SMEs are the backbone of industries ranging from agriculture to manufacturing and services, and the current barriers they face are real and inhibiting. Many SMEs cannot withstand the high costs associated with meeting different EU standards and regulations, logistical issues, lengthy customs requirements, differing harmonized tariff classification systems, high tariff rates on specific product lines and a lack of harmonization between EU and US regulations, and regulatory processes.
The barriers that SMEs face even extend to the digital market. A recent European Court of Justice ruling now requires Internet search engines like Google to process requests by internet users to have outdated information of themselves removed from the internet. EU regulators are still drafting guidelines to help tech companies interpret whether removing the information would be against public safety. Meeting this new regulation will require additional staffing and software that small companies will have to use to process the requests.
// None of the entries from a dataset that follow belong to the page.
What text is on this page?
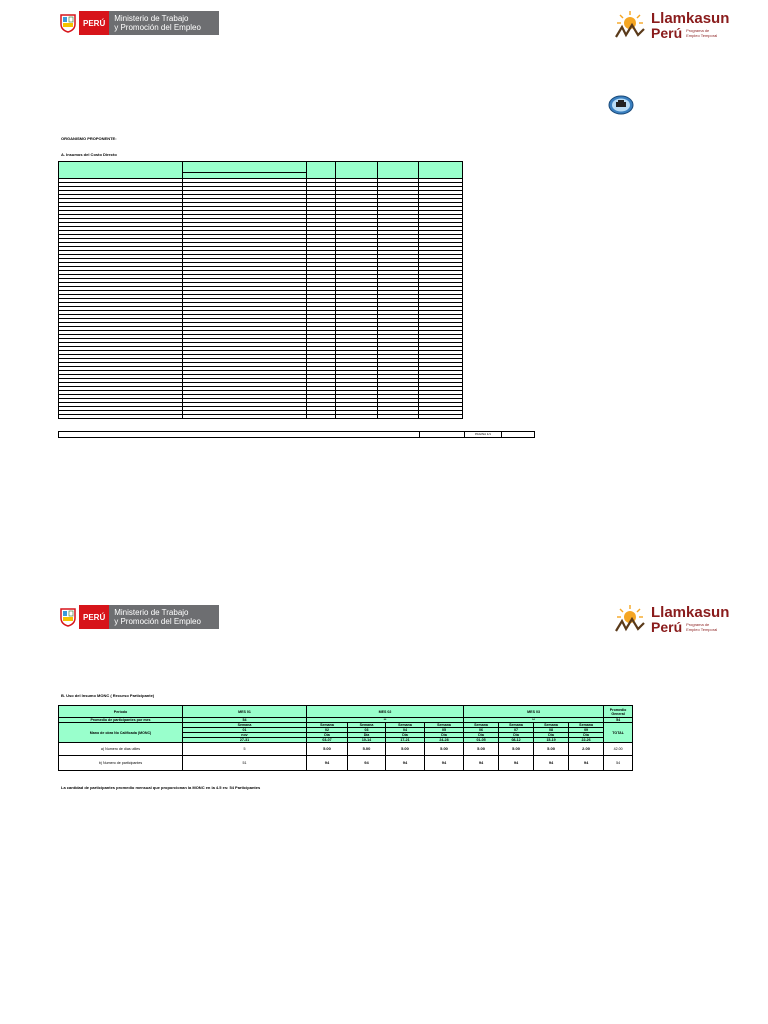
PERÚ	Ministerio de Trabajo
y Promoción del Empleo
Llamkasun
Perú Programa de Empleo Temporal
ORGANISMO PROPONENTE:
A. Insumos del Costo Directo

PAGINA 1/1
PERÚ	Ministerio de Trabajo
y Promoción del Empleo
Llamkasun
Perú Programa de Empleo Temporal
B. Uso del Insumo MONC ( Recurso Participante)
Periodo	MES 01	MES 02				MES 03				Promedio General
Promedio de participantes por mes	54	**				**				54
Mano de obra No Calificada (MONC)	Semana	Semana	Semana	Semana	Semana	Semana	Semana	Semana	Semana	TOTAL
	01	02	03	04	05	06	07	08	09	
	nov	Día	Día	Día	Día	Día	Día	Día	Día	
	27-31	03-07	10-14	17-21	24-28	01-05	08-12	15-19	22-26	
a) Numero de días utiles	5	5.00	5.00	5.00	5.00	5.00	5.00	5.00	2.00	42.00
b) Numero de participantes	51	94	94	94	94	94	94	94	94	54
La cantidad de participantes promedio mensual que proporcionan la MONC en la 4.5 es: 54 Participantes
This will negatively affect small to medium-sized enterprises in the tech industry, especially start-up tech firms looking to expand into the EU market. Recently, Google CEO and co-Founder Larry Page said that if Google was still a “three person in a garage” start-up, it would have made it incredibly difficult to do business in Europe. He fears that the new ruling adds a “new layer of regulatory complexity” that internet start-ups will struggle to overcome, given their limited resources. AES Digital Solutions, a UK-based tech firm that provides Software as a Service (SaaS) solutions and on-line business management systems to clients in the United States, is an example of a small tech firm that would benefit from TTIP. According to Lesley Moody, Managing Director of AES Digital Solutions, “TTIP offers an opportunity…by providing a platform for trade growth and by simplifying and harmonizing processes and procedures.”
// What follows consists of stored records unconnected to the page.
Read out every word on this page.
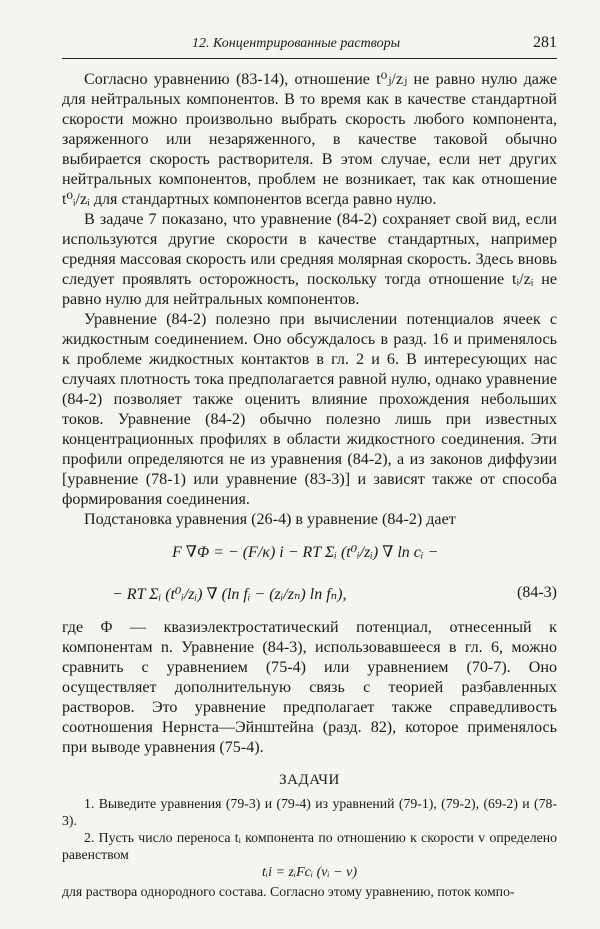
12. Концентрированные растворы	281

Согласно уравнению (83-14), отношение t⁰ⱼ/zⱼ не равно нулю даже для нейтральных компонентов. В то время как в качестве стандартной скорости можно произвольно выбрать скорость любого компонента, заряженного или незаряженного, в качестве таковой обычно выбирается скорость растворителя. В этом случае, если нет других нейтральных компонентов, проблем не возникает, так как отношение t⁰ᵢ/zᵢ для стандартных компонентов всегда равно нулю.

В задаче 7 показано, что уравнение (84-2) сохраняет свой вид, если используются другие скорости в качестве стандартных, например средняя массовая скорость или средняя молярная скорость. Здесь вновь следует проявлять осторожность, поскольку тогда отношение tᵢ/zᵢ не равно нулю для нейтральных компонентов.

Уравнение (84-2) полезно при вычислении потенциалов ячеек с жидкостным соединением. Оно обсуждалось в разд. 16 и применялось к проблеме жидкостных контактов в гл. 2 и 6. В интересующих нас случаях плотность тока предполагается равной нулю, однако уравнение (84-2) позволяет также оценить влияние прохождения небольших токов. Уравнение (84-2) обычно полезно лишь при известных концентрационных профилях в области жидкостного соединения. Эти профили определяются не из уравнения (84-2), а из законов диффузии [уравнение (78-1) или уравнение (83-3)] и зависят также от способа формирования соединения.

Подстановка уравнения (26-4) в уравнение (84-2) дает

F ∇Φ = − (F/κ) i − RT Σᵢ (t⁰ᵢ/zᵢ) ∇ ln cᵢ −
− RT Σᵢ (t⁰ᵢ/zᵢ) ∇ (ln fᵢ − (zᵢ/zₙ) ln fₙ),	(84-3)

где Φ — квазиэлектростатический потенциал, отнесенный к компонентам n. Уравнение (84-3), использовавшееся в гл. 6, можно сравнить с уравнением (75-4) или уравнением (70-7). Оно осуществляет дополнительную связь с теорией разбавленных растворов. Это уравнение предполагает также справедливость соотношения Нернста—Эйнштейна (разд. 82), которое применялось при выводе уравнения (75-4).

ЗАДАЧИ

1. Выведите уравнения (79-3) и (79-4) из уравнений (79-1), (79-2), (69-2) и (78-3).

2. Пусть число переноса tᵢ компонента по отношению к скорости v определено равенством

tᵢi = zᵢFcᵢ (vᵢ − v)

для раствора однородного состава. Согласно этому уравнению, поток компо-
Stakeholder engagement on TTIP by the Obama Administration and the European Commission has been strong. However, a narrative that will resonate with a broader sector of the public in the United States and Europe is needed to ensure that TTIP has the support necessary to pass Congress and the European Parliament. The SME narrative could be just the solution that negotiators have been looking for to both combat public criticism and explain just how TTIP stands to benefit everyday citizens and their neighbors.